ESPN announced a 3D feed for sporting events. This is more interesting, as football drove color TV and HD. We shall have to see what it looks like, and how much they can afford to broadcast.
The fix is not that far away
There is a way to get 3D on TV without the funky glasses: use a type of fast phase shift to create the illusion of 3D depth by changing viewing angles. It works with a narrow viewing field today. One way to accomplish this is to shift the angle of backlighting quickly. You can see an example of this effect in the flashing picture, courtesy Jim Gasperini.
In my conversations I found that it needs 9 fast-shifted views to encompass the broad field of viewing of a typical family room or bar. I suppose this can be thought of as a center view and then four slightly distorted views on each side. The distorted views do the same sort of thing that 'panorama' mode does to stretch 4:3 content across a 16:9 screen. The 9 views allows the off-angle viewing to maintain proper proportions in the center.

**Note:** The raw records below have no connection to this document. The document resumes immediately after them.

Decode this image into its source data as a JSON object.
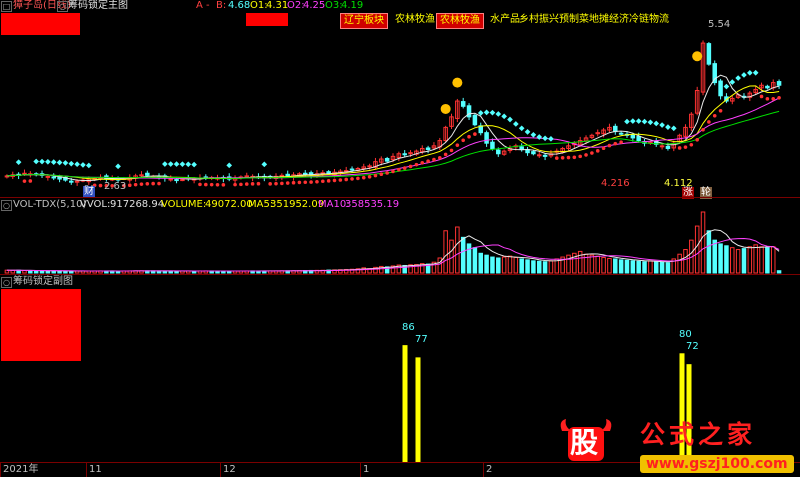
{
  "main": {
    "stock_name": "獐子岛(日线)",
    "indicator_name": "筹码锁定主图",
    "legend": {
      "a_label": "A",
      "dash_label": "-",
      "b_label": "B:",
      "b_value": "4.68",
      "o1_label": "O1:",
      "o1_value": "4.31",
      "o2_label": "O2:",
      "o2_value": "4.25",
      "o3_label": "O3:",
      "o3_value": "4.19"
    },
    "tags": [
      "辽宁板块",
      "农林牧渔",
      "农林牧渔",
      "水产品",
      "乡村振兴",
      "预制菜",
      "地摊经济",
      "冷链物流"
    ],
    "price_labels": {
      "low_left": "2.63",
      "high_right": "5.54",
      "mid_low": "4.216",
      "right_low": "4.112"
    },
    "markers": {
      "cai": "财",
      "zhang": "涨",
      "lun": "轮"
    }
  },
  "volume": {
    "title": "VOL-TDX(5,10)",
    "vvol_label": "VVOL:",
    "vvol_value": "917268.94",
    "volume_label": "VOLUME:",
    "volume_value": "49072.00",
    "ma5_label": "MA5:",
    "ma5_value": "351952.09",
    "ma10_label": "MA10:",
    "ma10_value": "358535.19"
  },
  "sub": {
    "title": "筹码锁定副图",
    "bar_labels": [
      "86",
      "77",
      "80",
      "72"
    ]
  },
  "xaxis": {
    "labels": [
      "2021年",
      "11",
      "12",
      "1",
      "2"
    ]
  },
  "watermark": {
    "logo_char": "股",
    "site_name": "公式之家",
    "url": "www.gszj100.com"
  },
  "colors": {
    "up": "#ff3232",
    "down": "#54ffff",
    "ma_white": "#e8e8e8",
    "ma_yellow": "#ffff00",
    "ma_magenta": "#ff40ff",
    "ma_green": "#00e000",
    "lock_bar": "#ffff00",
    "axis_red": "#8b0000"
  },
  "chart_data": {
    "type": "candlestick",
    "title": "獐子岛(日线)",
    "ylabel": "",
    "annotated_prices": {
      "low": 2.63,
      "high": 5.54,
      "low_mid": 4.216,
      "low_right": 4.112
    },
    "closes": [
      2.78,
      2.8,
      2.79,
      2.83,
      2.82,
      2.8,
      2.79,
      2.77,
      2.74,
      2.72,
      2.7,
      2.66,
      2.68,
      2.7,
      2.72,
      2.73,
      2.75,
      2.74,
      2.72,
      2.71,
      2.73,
      2.75,
      2.78,
      2.8,
      2.79,
      2.77,
      2.76,
      2.74,
      2.72,
      2.7,
      2.71,
      2.73,
      2.72,
      2.74,
      2.76,
      2.75,
      2.74,
      2.73,
      2.72,
      2.74,
      2.76,
      2.78,
      2.77,
      2.76,
      2.74,
      2.75,
      2.77,
      2.79,
      2.78,
      2.8,
      2.82,
      2.81,
      2.8,
      2.82,
      2.84,
      2.83,
      2.85,
      2.87,
      2.88,
      2.9,
      2.92,
      2.95,
      2.97,
      3.05,
      3.1,
      3.06,
      3.15,
      3.2,
      3.18,
      3.22,
      3.25,
      3.3,
      3.28,
      3.35,
      3.45,
      3.7,
      3.9,
      4.2,
      4.1,
      3.9,
      3.75,
      3.6,
      3.4,
      3.3,
      3.2,
      3.25,
      3.3,
      3.35,
      3.28,
      3.22,
      3.2,
      3.18,
      3.15,
      3.2,
      3.25,
      3.3,
      3.35,
      3.4,
      3.45,
      3.5,
      3.55,
      3.6,
      3.65,
      3.7,
      3.62,
      3.58,
      3.55,
      3.5,
      3.45,
      3.4,
      3.42,
      3.38,
      3.35,
      3.3,
      3.4,
      3.55,
      3.7,
      3.95,
      4.4,
      5.3,
      4.9,
      4.55,
      4.3,
      4.2,
      4.25,
      4.32,
      4.28,
      4.35,
      4.42,
      4.5,
      4.45,
      4.55,
      4.5
    ],
    "volume": [
      60,
      55,
      58,
      52,
      50,
      48,
      46,
      45,
      44,
      43,
      42,
      40,
      41,
      42,
      43,
      44,
      45,
      44,
      43,
      42,
      44,
      45,
      46,
      47,
      46,
      45,
      44,
      43,
      42,
      41,
      42,
      43,
      42,
      44,
      45,
      44,
      43,
      42,
      41,
      42,
      43,
      44,
      45,
      44,
      43,
      44,
      45,
      46,
      47,
      48,
      50,
      52,
      54,
      56,
      58,
      62,
      66,
      70,
      75,
      80,
      90,
      110,
      95,
      120,
      140,
      130,
      150,
      170,
      160,
      175,
      180,
      200,
      190,
      230,
      320,
      900,
      700,
      980,
      760,
      620,
      540,
      420,
      380,
      340,
      320,
      340,
      360,
      330,
      300,
      280,
      260,
      250,
      240,
      260,
      300,
      340,
      380,
      420,
      460,
      400,
      380,
      360,
      330,
      310,
      300,
      280,
      270,
      260,
      250,
      240,
      260,
      240,
      230,
      220,
      300,
      400,
      500,
      700,
      1000,
      1300,
      900,
      700,
      620,
      580,
      540,
      500,
      520,
      560,
      600,
      560,
      540,
      560,
      49
    ],
    "lock_bars": [
      {
        "value": 86,
        "position": "first"
      },
      {
        "value": 77,
        "position": "first"
      },
      {
        "value": 80,
        "position": "second"
      },
      {
        "value": 72,
        "position": "second"
      }
    ]
  }
}
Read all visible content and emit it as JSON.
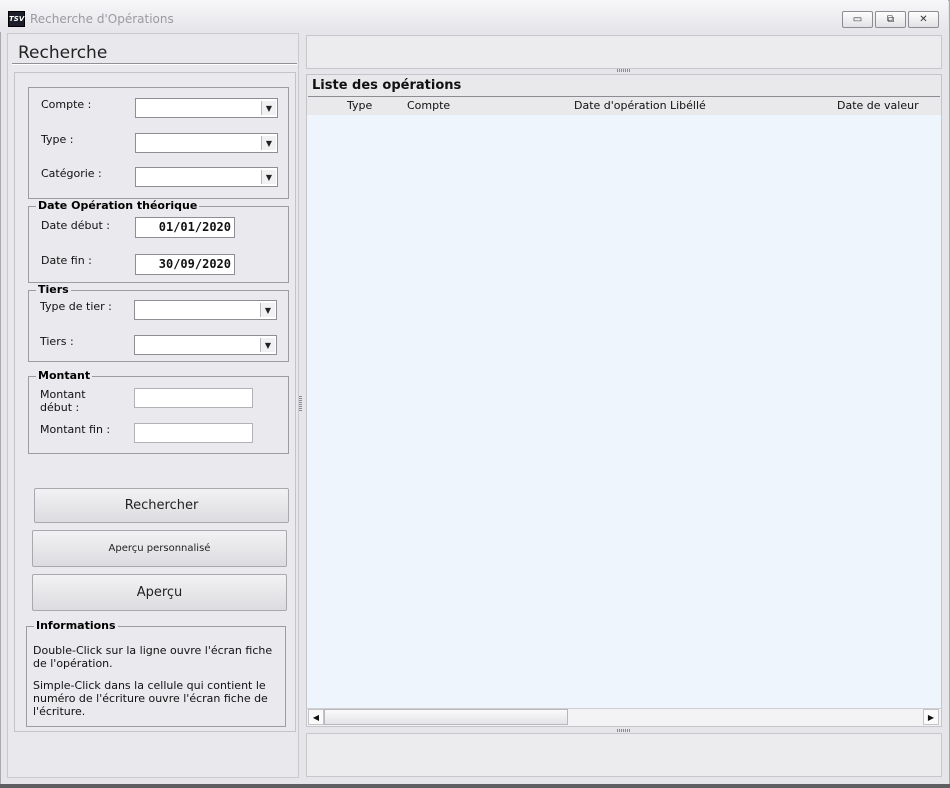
{
  "window": {
    "title": "Recherche d'Opérations",
    "app_icon_text": "TSV",
    "buttons": {
      "minimize": "▭",
      "restore": "⧉",
      "close": "✕"
    }
  },
  "search": {
    "heading": "Recherche",
    "compte_label": "Compte :",
    "compte_value": "",
    "type_label": "Type :",
    "type_value": "",
    "categorie_label": "Catégorie :",
    "categorie_value": "",
    "date_group_title": "Date Opération théorique",
    "date_debut_label": "Date début :",
    "date_debut_value": "01/01/2020",
    "date_fin_label": "Date fin :",
    "date_fin_value": "30/09/2020",
    "tiers_group_title": "Tiers",
    "type_tier_label": "Type de tier :",
    "type_tier_value": "",
    "tiers_label": "Tiers :",
    "tiers_value": "",
    "montant_group_title": "Montant",
    "montant_debut_label_1": "Montant",
    "montant_debut_label_2": "début :",
    "montant_debut_value": "",
    "montant_fin_label": "Montant fin :",
    "montant_fin_value": ""
  },
  "actions": {
    "rechercher": "Rechercher",
    "apercu_perso": "Aperçu personnalisé",
    "apercu": "Aperçu"
  },
  "info": {
    "title": "Informations",
    "line1": "Double-Click sur la ligne ouvre l'écran fiche de l'opération.",
    "line2": "Simple-Click dans la cellule qui contient le numéro de l'écriture ouvre l'écran fiche de l'écriture."
  },
  "list": {
    "title": "Liste des opérations",
    "columns": [
      "Type",
      "Compte",
      "Date d'opération",
      "Libéllé",
      "Date de valeur"
    ],
    "rows": []
  },
  "icons": {
    "dropdown": "▼",
    "scroll_left": "◀",
    "scroll_right": "▶"
  }
}
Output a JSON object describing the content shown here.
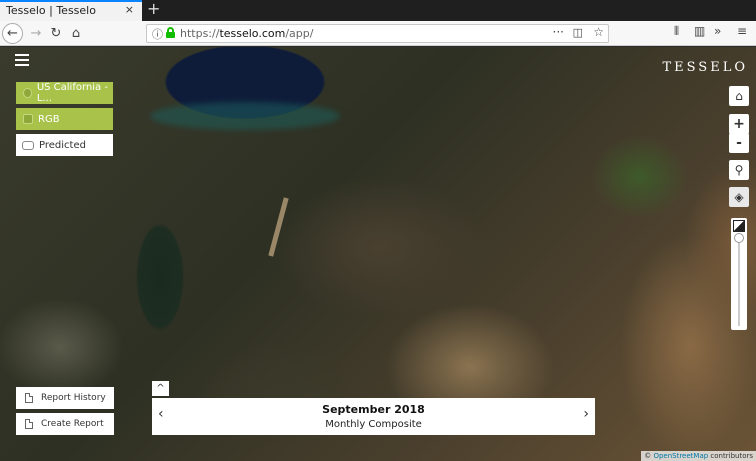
{
  "browser": {
    "tab_title": "Tesselo | Tesselo",
    "tab_close": "×",
    "new_tab": "+",
    "url_prefix": "https://",
    "url_host": "tesselo.com",
    "url_path": "/app/",
    "icons": [
      "back-icon",
      "forward-icon",
      "reload-icon",
      "home-icon",
      "info-icon",
      "lock-icon",
      "page-actions-icon",
      "pocket-icon",
      "bookmark-star-icon",
      "library-icon",
      "sidebar-icon",
      "overflow-icon",
      "menu-icon"
    ]
  },
  "app": {
    "logo": "TESSELO",
    "layers": [
      {
        "label": "US California - L...",
        "style": "green"
      },
      {
        "label": "RGB",
        "style": "green"
      },
      {
        "label": "Predicted",
        "style": "white"
      }
    ],
    "reports": {
      "history_label": "Report History",
      "create_label": "Create Report"
    },
    "time": {
      "month": "September 2018",
      "subtitle": "Monthly Composite",
      "prev": "‹",
      "next": "›",
      "expand": "^"
    },
    "controls": {
      "zoom_in": "+",
      "zoom_out": "-"
    },
    "attribution": {
      "prefix": "© ",
      "link": "OpenStreetMap",
      "suffix": " contributors"
    }
  }
}
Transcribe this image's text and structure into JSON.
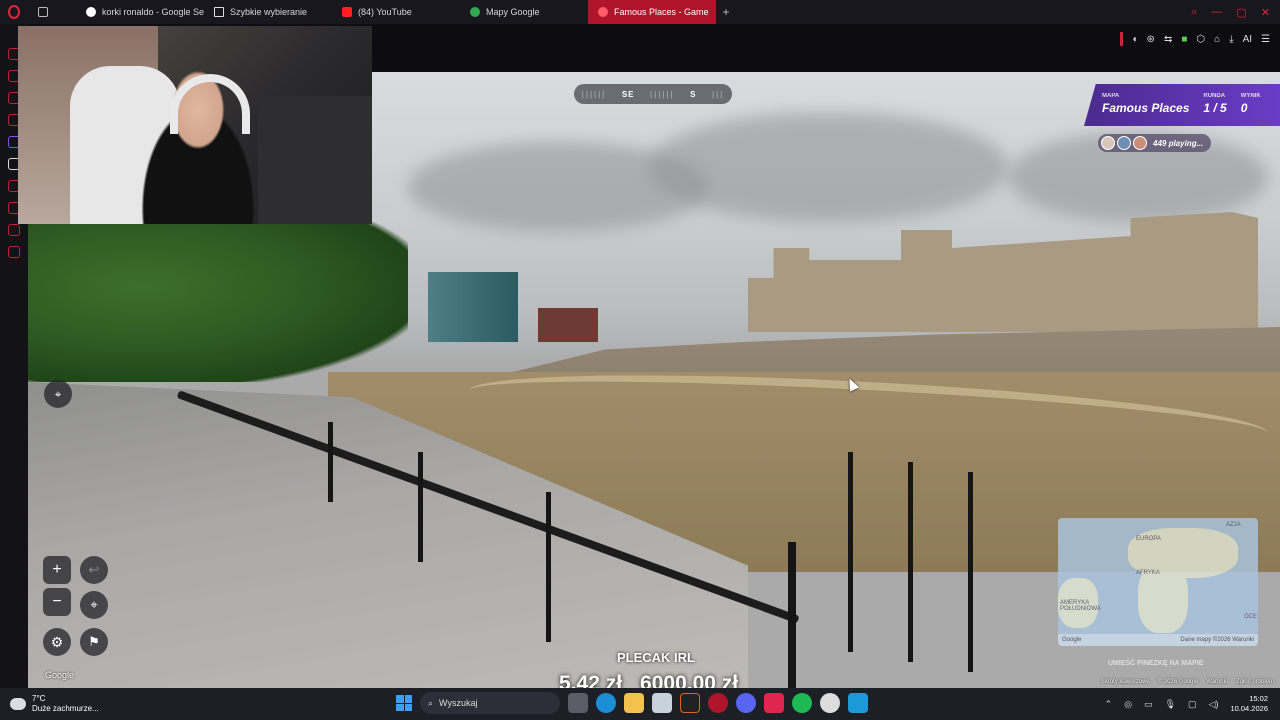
{
  "browser": {
    "tabs": [
      {
        "label": "korki ronaldo - Google Se",
        "favicon": "google-icon",
        "active": false
      },
      {
        "label": "Szybkie wybieranie",
        "favicon": "speed-dial-icon",
        "active": false
      },
      {
        "label": "(84) YouTube",
        "favicon": "youtube-icon",
        "active": false
      },
      {
        "label": "Mapy Google",
        "favicon": "maps-pin-icon",
        "active": false
      },
      {
        "label": "Famous Places - Game",
        "favicon": "maps-pin-icon",
        "active": true
      }
    ],
    "new_tab": "+",
    "toolbar_ai": "AI"
  },
  "game": {
    "compass": {
      "left": "SE",
      "right": "S"
    },
    "map_label": "MAPA",
    "map_value": "Famous Places",
    "round_label": "RUNDA",
    "round_value": "1 / 5",
    "score_label": "WYNIK",
    "score_value": "0",
    "playing": "449 playing..."
  },
  "streetview": {
    "zoom_in": "+",
    "zoom_out": "−",
    "google": "Google",
    "footer": [
      "Skróty klawiszowe",
      "© 2026 Google",
      "Warunki",
      "Zgłoś problem"
    ],
    "minimap": {
      "labels": [
        "EUROPA",
        "AFRYKA",
        "AMERYKA POŁUDNIOWA",
        "AZJA",
        "OCE"
      ],
      "footer_left": "Google",
      "footer_right": "Dane mapy ©2026   Warunki",
      "hint": "UMIEŚĆ PINEZKĘ NA MAPIE"
    }
  },
  "stream": {
    "title": "PLECAK IRL",
    "amount_left": "5,42 zł",
    "amount_right": "6000,00 zł"
  },
  "taskbar": {
    "weather_temp": "7°C",
    "weather_desc": "Duże zachmurze...",
    "search_placeholder": "Wyszukaj",
    "time": "15:02",
    "date": "10.04.2026"
  },
  "colors": {
    "accent": "#e0263a",
    "hud_purple": "#5a33a8",
    "taskbar": "#1d1f26"
  }
}
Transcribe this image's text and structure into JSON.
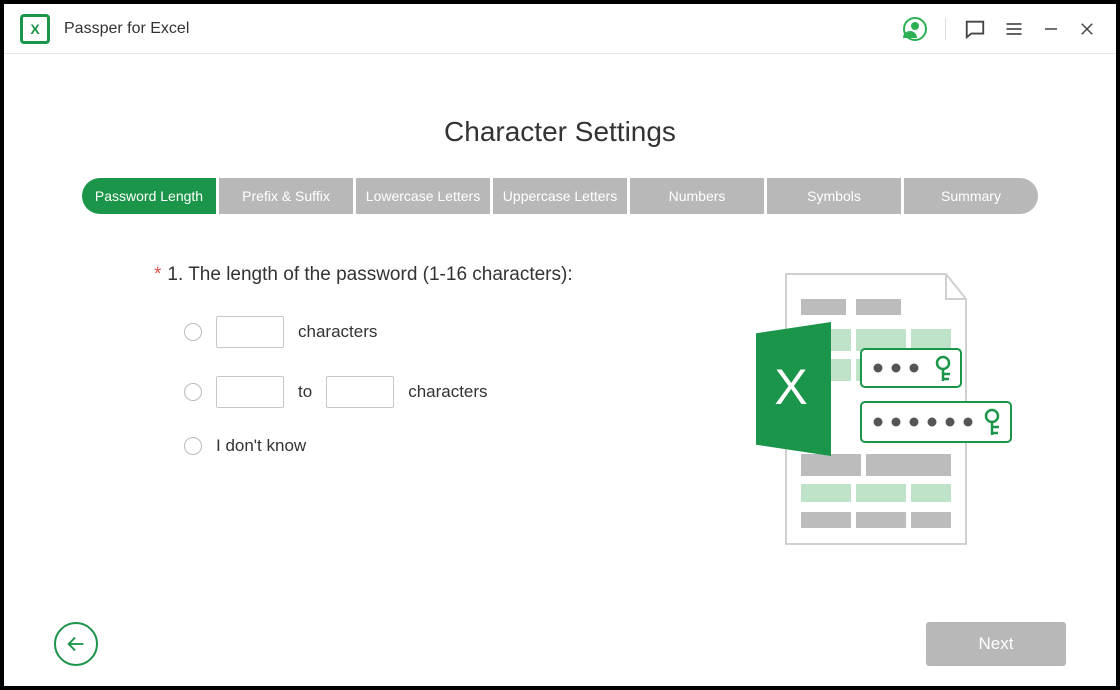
{
  "app": {
    "title": "Passper for Excel",
    "icon_letter": "X"
  },
  "heading": "Character Settings",
  "tabs": [
    {
      "label": "Password Length",
      "active": true
    },
    {
      "label": "Prefix & Suffix",
      "active": false
    },
    {
      "label": "Lowercase Letters",
      "active": false
    },
    {
      "label": "Uppercase Letters",
      "active": false
    },
    {
      "label": "Numbers",
      "active": false
    },
    {
      "label": "Symbols",
      "active": false
    },
    {
      "label": "Summary",
      "active": false
    }
  ],
  "question": {
    "required_mark": "*",
    "text": "1. The length of the password (1-16 characters):"
  },
  "options": {
    "exact": {
      "value": "",
      "unit": "characters"
    },
    "range": {
      "from": "",
      "to": "",
      "sep": "to",
      "unit": "characters"
    },
    "unknown": {
      "label": "I don't know"
    }
  },
  "footer": {
    "next_label": "Next"
  }
}
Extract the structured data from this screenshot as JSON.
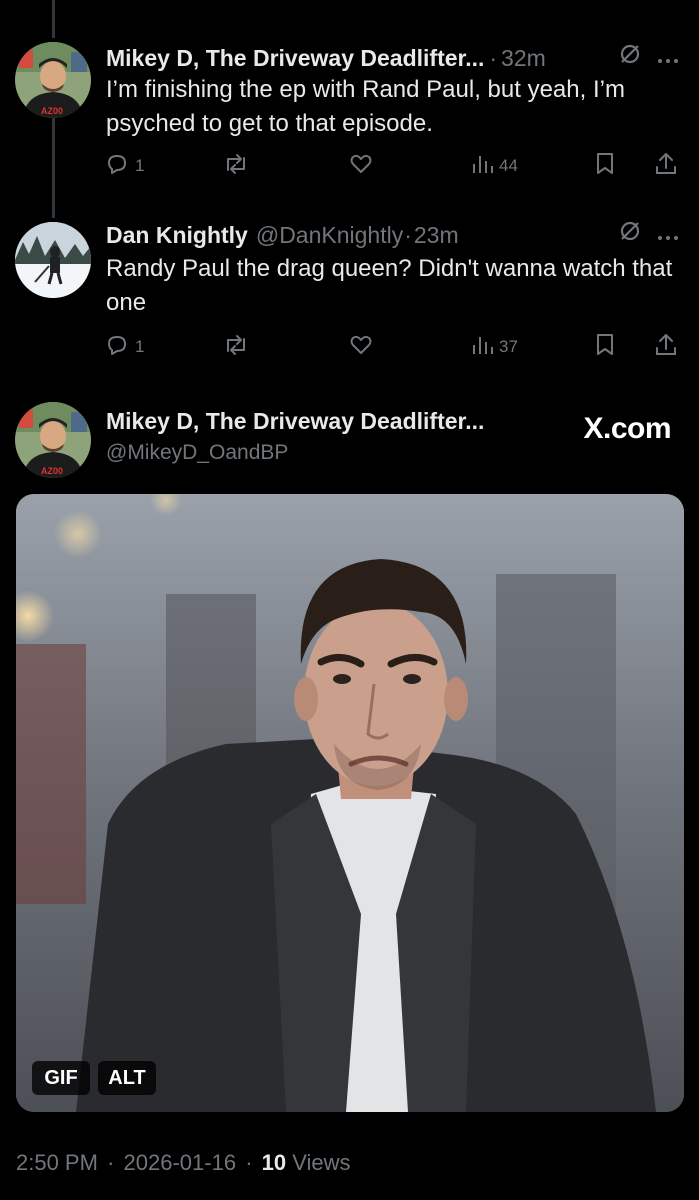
{
  "thread": [
    {
      "name": "Mikey D, The Driveway Deadlifter...",
      "handle": "",
      "time": "32m",
      "text": "I’m finishing the ep with Rand Paul, but yeah, I’m psyched to get to that episode.",
      "replies": "1",
      "views": "44"
    },
    {
      "name": "Dan Knightly",
      "handle": "@DanKnightly",
      "time": "23m",
      "text": "Randy Paul the drag queen? Didn't wanna watch that one",
      "replies": "1",
      "views": "37"
    }
  ],
  "quote": {
    "name": "Mikey D, The Driveway Deadlifter...",
    "handle": "@MikeyD_OandBP",
    "brand": "X.com",
    "gif_label": "GIF",
    "alt_label": "ALT"
  },
  "footer": {
    "time": "2:50 PM",
    "date": "2026-01-16",
    "views_count": "10",
    "views_label": "Views"
  },
  "separator": "·",
  "icons": {
    "reply": "reply-icon",
    "repost": "repost-icon",
    "like": "heart-icon",
    "views": "analytics-icon",
    "bookmark": "bookmark-icon",
    "share": "share-icon",
    "grok": "slash-circle-icon",
    "more": "more-icon"
  },
  "colors": {
    "background": "#000000",
    "text": "#e7e9ea",
    "muted": "#71767b"
  }
}
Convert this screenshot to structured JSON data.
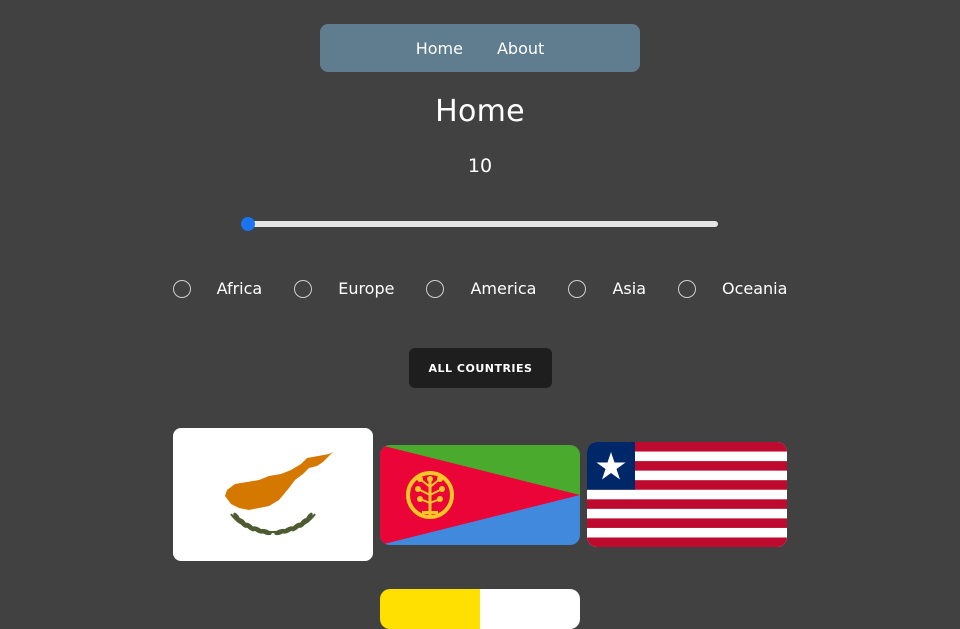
{
  "nav": {
    "items": [
      {
        "label": "Home"
      },
      {
        "label": "About"
      }
    ]
  },
  "page": {
    "title": "Home"
  },
  "slider": {
    "value": "10",
    "fraction": 0.0
  },
  "regions": [
    {
      "label": "Africa",
      "checked": false
    },
    {
      "label": "Europe",
      "checked": false
    },
    {
      "label": "America",
      "checked": false
    },
    {
      "label": "Asia",
      "checked": false
    },
    {
      "label": "Oceania",
      "checked": false
    }
  ],
  "all_countries_button": {
    "label": "ALL COUNTRIES"
  },
  "flags": [
    {
      "country": "cyprus-flag-icon"
    },
    {
      "country": "eritrea-flag-icon"
    },
    {
      "country": "liberia-flag-icon"
    },
    {
      "country": "vatican-flag-icon"
    }
  ],
  "colors": {
    "background": "#414141",
    "nav": "#5f7d8e",
    "accent": "#1a73f0",
    "button": "#1e1e1e"
  }
}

I was told this is 5-7 years away. Apparently the speed needs to increase from (today) 240 fps to over 1080 fps (9 x 120). Or something like that.
The HDTV industry had been peddling LED as the next big thing. These LED backlit LCD sets are remarkably brighter and thinner, and allow LCD to rival Plasma in much the same way a more efficient speaker sounds better (louder just sounds better; brighter just looks better). Apparently the TV makers got impatient in a bad market; or maybe Sony's big move to bet on 3D pushed the rest of them to join the party.
I think they will soon have a bad hangover. The rush to start a new buying cycle with 3D is premature. Too many issues come up with the glasses. What do you do when they break? Keep buying more? Are you going to casually sit there in the family room wearing goofy glasses and staring at the Toob rather than socializing? Nah. You will throw the glasses in the gadget bin and go back to normal viewing.